Pemilihan Kepala Daerah (Pilkada) DKI Jakarta memang menarik perhatian banyak kalangan,bahkan masyarakat dari luar Jakarta. Hal ini disebabkan oleh Karena DKI Jakarta sebagai ibukota Negara Republik Indonesia yang dimana akan dengan spontan menjadi perhatian sekaligus contoh untuk daerah-daerah lainnya. Pilkada DKI Jakarta pada putaran pertama 15 Februari 2017 menyisahkan sederet persoalan, baik administratif maupun pelaksanaannya yang menimbulkan kesan gagalnya penyelenggaraan pilkada kali ini.Â
Salah satunya adalah persoalan mengenai ketidakakuratan Daftar Pemilih Tetap (DPT), yang sampai saat ini masih diperbincangkan oleh masayarakat DKI Jakarta. Hal ini tentu menjadi catatan penting bagi para penyelenggara dalam arti KPU dan BAWASLU , Karena dengan persoalan pada pilkada putaran pertama sudah mengurangi rasa kepercayaan masayarakat. Dengan persoalan DPT ini seolah-olah penyelenggara dengan sengaja menghilangkan hak pilih masayarakat.
Hingga kini masih pada tahapan pendaftaran pemilih belum optimal dan teradministrasi dengan baik. Pilkada yang sebagai salah satu pesta demokrasi, hanya sebagai perebutan kekuasaan politik semata. Apalagi ambisi kekuasaan itu dilakukan oleh kelompok atau kepentingan komunitas tertentu sehingga menjadi kekuasaan Oligarki.Namun apapun dasar tujuannya itu, Pilkada pasti ada prosesnya untuk menghasilkan pemimpin yang berkeadilan bagi masyarakat. Disinilah peran panitia pelaksana atau lebih populer disebut dengan penyelenggara pemilu melakukan beberapa proses tahapan-tahapan.
Salah satu tahapan yang paling pertama adalah dilakukannya pendataan pemilih, tentu saja data warga negara dalam suatu daerah pemilihan yang diambil dari Dinas Kependudukan dan Catatan Sipil (Dukcapil) sebagai dasar data awal untuk di mutakhirkan dan di perbaiki sebagai data pemilih. Penyelenggara pemilu akan membentuk kelompok kerja perbaikan data pemilih. Pemilihan data hingga menjadi Daftar Pemilih Tetap (DPT) yang akan digunakan dalam Pemilu secara Langsung tentunya sudah diperhitungkan rentang waktunya.

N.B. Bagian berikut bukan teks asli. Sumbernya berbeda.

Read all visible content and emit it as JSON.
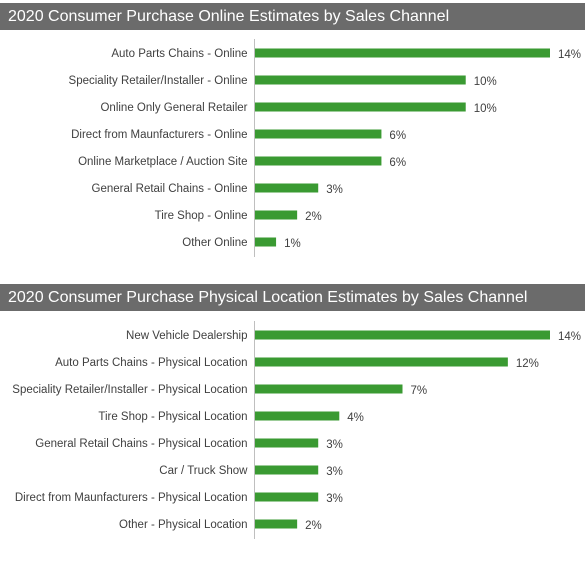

Hingga pelaksanaan hari Pemilihan Langsung maka bagi setiap warga yang sudah terdaftar dalam DPT bisa melakukan hak pilihnya. Disinilah langsung muncul banyak sekali permasalahan ;
- Masih banyak warga yang ternyata belum masuk ke dalam DPT;
- Seseorang yang sudah meninggal masih ada dalam DPT;
- Warga di bawah umur atau anak-anak yang belum berhak memilih masih masuk dalam DPT;
- Ada dua nama Dobel dengan identitas yang sama;
- Ada dua nama yang berbeda tetapi mempunyai nomer kependudukan yang sama;
- Ada dua nama yang sama dengan nomor kependudukan sama tetapi beda jenis kelamin;
- Nama sama dan nomor kependudukan juga sama tetapi alamat berbeda;
- Sudah lama pindah alamat tetapi masih terdaftar;
- Nomor kependudukan beda tetapi nama dan alamat sama;
Persoalan ini dikarenakan tidak akuratnya data yang dimiliki oleh penyelenggara pemilu, sehingga terdapat banyak masyarakat DKI Jakarta yang seharusnya menggunakan Hak Pilihnya malah tidak masuk dalam DPT. Proses pendataan yang bias dibilang tidak dilakukan dan masih memakai data pemilih yang lama. Dalam artian data pemilihan tidak diperbaharui oleh petugas.Â
Berbagai permasalahan itu masih saja selalu muncul disetiap pelaksanaan Tahapan Pemilu dan dalam DPT Pemilu, padahal kita semua tau bahwa pemutakhiran data pemilih dilakukan setiap menjelang pemilu diselenggarakan. Dan pemutakhiran data ini adalah berdasarkan DPT pemilu sebelumnya ditambah data yang diberikan oleh dukcapil. Begitupun dukcapil selalu melakukan pendataan penduduk melalui administrasi yang dilakukan ketika orang mulai membuat identitas, menikah, meninggal dan lain-lainnya.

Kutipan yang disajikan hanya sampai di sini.